Rola said, “Woman with gray hoodie and white Adidas?”
Wilde nodded as they both pin-dropped their location to Hester. Hester in turn pin-dropped Tim’s. From what Wilde could see, it would take Tim approximately fifteen minutes to get to the rendezvous stop. Time to stall. He went over his plan with Rola. Like most decent plans, this one was frighteningly simple. He needed them to think that he and Rola were just talking. He made sure they stayed in places where there were plenty of pedestrians, so whoever was following them couldn’t make a move. He also tried to duck in and out of tree-lined paths, figuring that they probably had someone watching him from long range and it would be hard to see him that way.
“Guy with blue baseball cap and sunglasses who keeps pretending to study his phone,” Rola said.
Wilde nodded.
They headed north past the Delacorte Theater with its horseshoe-shaped seating, home of the famed Shakespeare in the Park and the spectacular stage backdrop of Turtle Pond.
Rola said, “Remember when we saw The Tempest here?”
He did. They’d been in high school then, and a foster-kid foundation had secured tickets for the “underserved” in north Bergen County. He’d sat in that very theater with Rola by his side. They were living in the Brewer house together at the time, and they’d both expected to be somewhat bored—Shakespeare in the Park?—but the production, with that Turtle Pond backdrop, mesmerized them.
“Young woman with the ponytail and North Face backpack.”
“You’re good,” he said.
“So young. She must be new.”
“Could be.”
“Oh, and the businessman with the newspaper. Newspaper. That’s old-school.”
“I missed him, but don’t point him out to me.”
“Sheesh, Wilde, do you think I’m an amateur?”
“No.”
“I’ve been doing this longer than you have.”

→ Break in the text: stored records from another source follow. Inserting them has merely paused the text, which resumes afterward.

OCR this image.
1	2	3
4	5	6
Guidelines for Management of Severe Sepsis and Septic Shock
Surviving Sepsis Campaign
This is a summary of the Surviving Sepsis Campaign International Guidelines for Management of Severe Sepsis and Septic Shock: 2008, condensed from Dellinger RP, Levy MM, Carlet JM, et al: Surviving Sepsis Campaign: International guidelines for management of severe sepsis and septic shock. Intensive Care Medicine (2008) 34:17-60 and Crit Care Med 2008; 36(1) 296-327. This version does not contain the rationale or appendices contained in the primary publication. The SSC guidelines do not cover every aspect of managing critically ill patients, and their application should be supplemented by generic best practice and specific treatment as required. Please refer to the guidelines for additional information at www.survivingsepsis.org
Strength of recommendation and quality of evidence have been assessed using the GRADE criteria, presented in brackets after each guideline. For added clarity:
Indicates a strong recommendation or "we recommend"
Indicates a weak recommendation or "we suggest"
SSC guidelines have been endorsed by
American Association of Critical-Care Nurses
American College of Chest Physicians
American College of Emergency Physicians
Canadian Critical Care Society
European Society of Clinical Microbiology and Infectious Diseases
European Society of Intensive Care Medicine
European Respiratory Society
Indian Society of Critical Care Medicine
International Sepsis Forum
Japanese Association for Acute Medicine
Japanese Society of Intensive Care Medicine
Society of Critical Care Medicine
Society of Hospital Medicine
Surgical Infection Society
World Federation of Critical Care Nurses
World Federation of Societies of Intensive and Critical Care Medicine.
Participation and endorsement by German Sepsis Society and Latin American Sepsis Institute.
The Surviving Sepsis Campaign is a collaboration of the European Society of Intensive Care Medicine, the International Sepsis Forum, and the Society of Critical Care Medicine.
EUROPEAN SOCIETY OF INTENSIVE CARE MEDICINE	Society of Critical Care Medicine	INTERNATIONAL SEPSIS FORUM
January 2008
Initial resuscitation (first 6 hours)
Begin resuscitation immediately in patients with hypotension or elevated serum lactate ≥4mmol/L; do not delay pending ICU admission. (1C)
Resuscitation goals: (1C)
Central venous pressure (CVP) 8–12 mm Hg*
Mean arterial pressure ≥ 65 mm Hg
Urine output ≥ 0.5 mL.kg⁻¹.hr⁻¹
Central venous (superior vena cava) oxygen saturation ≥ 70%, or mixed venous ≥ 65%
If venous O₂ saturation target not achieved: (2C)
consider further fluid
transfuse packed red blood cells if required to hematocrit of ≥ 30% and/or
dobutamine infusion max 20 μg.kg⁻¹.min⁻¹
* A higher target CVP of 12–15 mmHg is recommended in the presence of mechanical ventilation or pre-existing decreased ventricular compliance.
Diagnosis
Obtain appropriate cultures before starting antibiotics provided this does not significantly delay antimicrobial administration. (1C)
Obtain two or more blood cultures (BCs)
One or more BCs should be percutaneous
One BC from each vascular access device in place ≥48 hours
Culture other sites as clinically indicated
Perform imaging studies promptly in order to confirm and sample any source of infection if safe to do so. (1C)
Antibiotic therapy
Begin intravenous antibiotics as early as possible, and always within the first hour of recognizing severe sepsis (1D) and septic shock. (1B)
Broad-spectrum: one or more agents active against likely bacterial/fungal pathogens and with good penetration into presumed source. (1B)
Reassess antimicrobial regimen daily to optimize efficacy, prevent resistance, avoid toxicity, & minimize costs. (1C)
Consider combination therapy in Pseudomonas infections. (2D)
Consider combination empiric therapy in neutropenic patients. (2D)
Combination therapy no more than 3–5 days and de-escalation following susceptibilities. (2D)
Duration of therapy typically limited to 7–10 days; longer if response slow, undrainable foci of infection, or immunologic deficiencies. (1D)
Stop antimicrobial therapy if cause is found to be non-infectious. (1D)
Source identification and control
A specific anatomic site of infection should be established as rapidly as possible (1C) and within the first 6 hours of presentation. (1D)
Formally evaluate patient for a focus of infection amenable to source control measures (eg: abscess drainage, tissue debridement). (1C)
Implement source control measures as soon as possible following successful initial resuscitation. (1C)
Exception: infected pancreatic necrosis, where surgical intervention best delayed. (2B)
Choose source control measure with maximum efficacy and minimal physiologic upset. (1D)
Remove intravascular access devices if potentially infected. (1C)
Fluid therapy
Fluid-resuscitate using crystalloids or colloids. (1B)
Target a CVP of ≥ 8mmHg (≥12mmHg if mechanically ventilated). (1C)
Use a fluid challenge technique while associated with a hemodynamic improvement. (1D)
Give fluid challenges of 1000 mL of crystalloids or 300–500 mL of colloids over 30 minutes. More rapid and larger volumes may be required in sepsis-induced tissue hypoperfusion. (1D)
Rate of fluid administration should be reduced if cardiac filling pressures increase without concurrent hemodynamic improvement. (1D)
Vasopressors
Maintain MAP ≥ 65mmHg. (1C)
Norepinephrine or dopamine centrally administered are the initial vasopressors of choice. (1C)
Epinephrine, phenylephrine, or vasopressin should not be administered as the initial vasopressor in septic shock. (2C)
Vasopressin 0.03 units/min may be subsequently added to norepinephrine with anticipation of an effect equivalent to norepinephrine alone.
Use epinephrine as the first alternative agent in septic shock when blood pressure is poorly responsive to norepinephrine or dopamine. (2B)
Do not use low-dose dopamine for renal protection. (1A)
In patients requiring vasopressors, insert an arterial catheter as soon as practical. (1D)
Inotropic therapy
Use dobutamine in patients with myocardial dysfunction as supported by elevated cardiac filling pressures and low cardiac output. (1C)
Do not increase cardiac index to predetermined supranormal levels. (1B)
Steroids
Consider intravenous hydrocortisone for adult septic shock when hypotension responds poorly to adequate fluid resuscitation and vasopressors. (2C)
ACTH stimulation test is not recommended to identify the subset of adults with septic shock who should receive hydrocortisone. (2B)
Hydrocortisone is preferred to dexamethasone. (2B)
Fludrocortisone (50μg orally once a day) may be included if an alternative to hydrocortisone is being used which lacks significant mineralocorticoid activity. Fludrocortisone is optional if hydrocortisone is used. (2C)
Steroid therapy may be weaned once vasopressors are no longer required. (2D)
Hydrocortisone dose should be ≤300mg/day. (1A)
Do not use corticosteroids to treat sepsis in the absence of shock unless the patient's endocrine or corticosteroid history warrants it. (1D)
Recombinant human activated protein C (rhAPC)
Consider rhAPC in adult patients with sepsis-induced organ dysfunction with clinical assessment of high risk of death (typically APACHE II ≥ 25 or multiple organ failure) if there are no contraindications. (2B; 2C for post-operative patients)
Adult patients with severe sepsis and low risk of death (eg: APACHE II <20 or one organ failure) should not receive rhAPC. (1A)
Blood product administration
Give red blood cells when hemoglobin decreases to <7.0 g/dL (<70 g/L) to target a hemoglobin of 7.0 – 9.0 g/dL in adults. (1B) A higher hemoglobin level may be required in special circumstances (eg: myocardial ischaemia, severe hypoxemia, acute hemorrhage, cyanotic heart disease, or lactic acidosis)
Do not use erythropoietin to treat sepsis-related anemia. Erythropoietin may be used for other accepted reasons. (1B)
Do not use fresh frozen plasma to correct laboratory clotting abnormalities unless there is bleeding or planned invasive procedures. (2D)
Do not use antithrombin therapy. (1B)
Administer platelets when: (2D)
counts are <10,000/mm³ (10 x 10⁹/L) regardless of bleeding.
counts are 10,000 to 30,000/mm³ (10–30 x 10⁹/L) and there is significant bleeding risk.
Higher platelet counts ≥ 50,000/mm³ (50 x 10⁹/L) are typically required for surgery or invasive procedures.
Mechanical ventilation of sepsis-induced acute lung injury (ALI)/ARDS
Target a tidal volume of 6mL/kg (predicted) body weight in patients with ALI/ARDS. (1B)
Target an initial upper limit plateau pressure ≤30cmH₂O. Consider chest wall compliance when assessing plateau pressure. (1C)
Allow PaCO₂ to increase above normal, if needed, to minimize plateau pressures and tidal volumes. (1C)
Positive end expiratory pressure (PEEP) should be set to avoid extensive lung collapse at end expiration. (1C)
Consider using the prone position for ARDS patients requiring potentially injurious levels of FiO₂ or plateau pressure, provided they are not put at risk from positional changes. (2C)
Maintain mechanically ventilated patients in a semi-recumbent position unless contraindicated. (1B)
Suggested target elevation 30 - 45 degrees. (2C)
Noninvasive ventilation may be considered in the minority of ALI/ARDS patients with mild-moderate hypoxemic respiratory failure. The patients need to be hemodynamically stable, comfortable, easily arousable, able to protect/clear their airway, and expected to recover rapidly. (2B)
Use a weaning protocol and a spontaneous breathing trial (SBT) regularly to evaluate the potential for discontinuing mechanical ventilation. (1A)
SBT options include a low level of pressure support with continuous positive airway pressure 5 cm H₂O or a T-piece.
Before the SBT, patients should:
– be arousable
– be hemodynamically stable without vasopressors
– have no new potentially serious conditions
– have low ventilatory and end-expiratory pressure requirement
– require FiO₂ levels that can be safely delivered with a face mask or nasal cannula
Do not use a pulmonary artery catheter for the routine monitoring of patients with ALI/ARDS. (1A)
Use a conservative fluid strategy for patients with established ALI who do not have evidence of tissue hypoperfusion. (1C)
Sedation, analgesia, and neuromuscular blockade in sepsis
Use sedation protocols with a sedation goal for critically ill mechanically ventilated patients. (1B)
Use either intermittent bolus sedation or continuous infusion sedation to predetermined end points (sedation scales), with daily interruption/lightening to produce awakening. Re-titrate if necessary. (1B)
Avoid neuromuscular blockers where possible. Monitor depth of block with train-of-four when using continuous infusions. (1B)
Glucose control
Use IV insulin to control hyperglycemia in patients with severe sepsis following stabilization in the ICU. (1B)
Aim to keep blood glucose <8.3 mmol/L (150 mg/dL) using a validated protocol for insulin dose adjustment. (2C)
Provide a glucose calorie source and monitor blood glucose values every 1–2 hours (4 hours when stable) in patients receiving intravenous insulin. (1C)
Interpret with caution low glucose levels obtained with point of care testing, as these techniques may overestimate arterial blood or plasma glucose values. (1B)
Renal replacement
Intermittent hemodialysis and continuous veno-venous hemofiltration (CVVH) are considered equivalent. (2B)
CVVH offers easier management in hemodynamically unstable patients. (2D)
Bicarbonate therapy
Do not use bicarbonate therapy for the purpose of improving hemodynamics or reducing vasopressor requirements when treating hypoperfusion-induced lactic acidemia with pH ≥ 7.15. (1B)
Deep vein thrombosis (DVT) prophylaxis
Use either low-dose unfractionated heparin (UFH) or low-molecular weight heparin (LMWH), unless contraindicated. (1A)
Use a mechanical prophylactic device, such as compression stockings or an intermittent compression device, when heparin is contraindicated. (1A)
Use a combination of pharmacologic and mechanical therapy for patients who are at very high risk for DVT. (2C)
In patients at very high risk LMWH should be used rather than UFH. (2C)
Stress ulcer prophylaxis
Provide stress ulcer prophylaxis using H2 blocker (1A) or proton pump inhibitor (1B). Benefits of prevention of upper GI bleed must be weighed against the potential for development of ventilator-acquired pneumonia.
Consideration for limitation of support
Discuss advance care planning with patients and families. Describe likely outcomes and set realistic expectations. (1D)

“You’re right,” Wilde said. He stopped for a second and looked at the Delacorte Theater. He remembered The Tempest so well. Patrick Stewart of Star Trek fame had played Prospero. Carrie Preston had been Miranda, Bill Irwin and John Pankow had been hilarious as Trinculo and Stephano.
“Did you keep the program?” Wilde asked.
“From The Tempest? You know I did.”
He nodded. Rola saved everything. “I’m really sorry,” Wilde said.
“For what?”
“For not always being there,” he said. “I love you. You’re my sister. You’ll always be my sister.”
“Wilde?”
“What?”
“Are you dying?”
He smiled. It was an odd thing to be thinking about, in the vortex of all this weirdness, but perhaps that was the only time he could be honest with himself. In the quiet, it was easy to push away and bottle up. In a storm of chaos, it was sometimes easier for Wilde to put himself in the eye and see the obvious.
“I know that you love me,” Rola said.
“I know that you know.”
“Still,” she said, “it’s nice to hear. Do you plan on vanishing again?”
“I don’t think so.”
“If you do, send me a text once a week. That’s all I ask. If you don’t, I know you don’t love me.”
They started east toward the Metropolitan Museum of Art. As they did, the crowd increased. They were almost out of the park now. That would leave them on Fifth Avenue and exposed if the police were ready and had a presence there. Wilde doubted that they would be ready, but once on Fifth Avenue, they picked up the pace and zig-zagged through the throngs. They ducked into the Met’s street-level “members only” entrance. Rola bought a membership every year to support the museum. She took her kids a lot. They passed security. As they crossed the corridor, Rola said, “Bye,” and got on the ticket line. Wilde didn’t miss a beat. He hit the stairwell and headed down to the underground parking garage. No one was behind him.
A minute later, Wilde was lying on the back floor of Hester’s limo. Tim pulled out.
Twenty minutes later, he pulled into the garage of Hester’s building. Hester was waiting for them.
“You okay?”
“I’m fine.”
“Good. Oren is upstairs in my office. He wants to talk to you.”
Chapter
Twenty-Six
Hester pointed to a chair. “Sit over there, please,” she said to Oren Carmichael. “Wilde, you sit over here next to me.”
Oren Carmichael moved to one side of the long conference table, Hester and Wilde on the other. They were in a glass-enclosed office atop the Manhattan skyline. This office was mostly used for legal depositions, and Hester had made sure that Oren sat where the deponent normally did. Wilde didn’t think this adversarial positioning was by accident.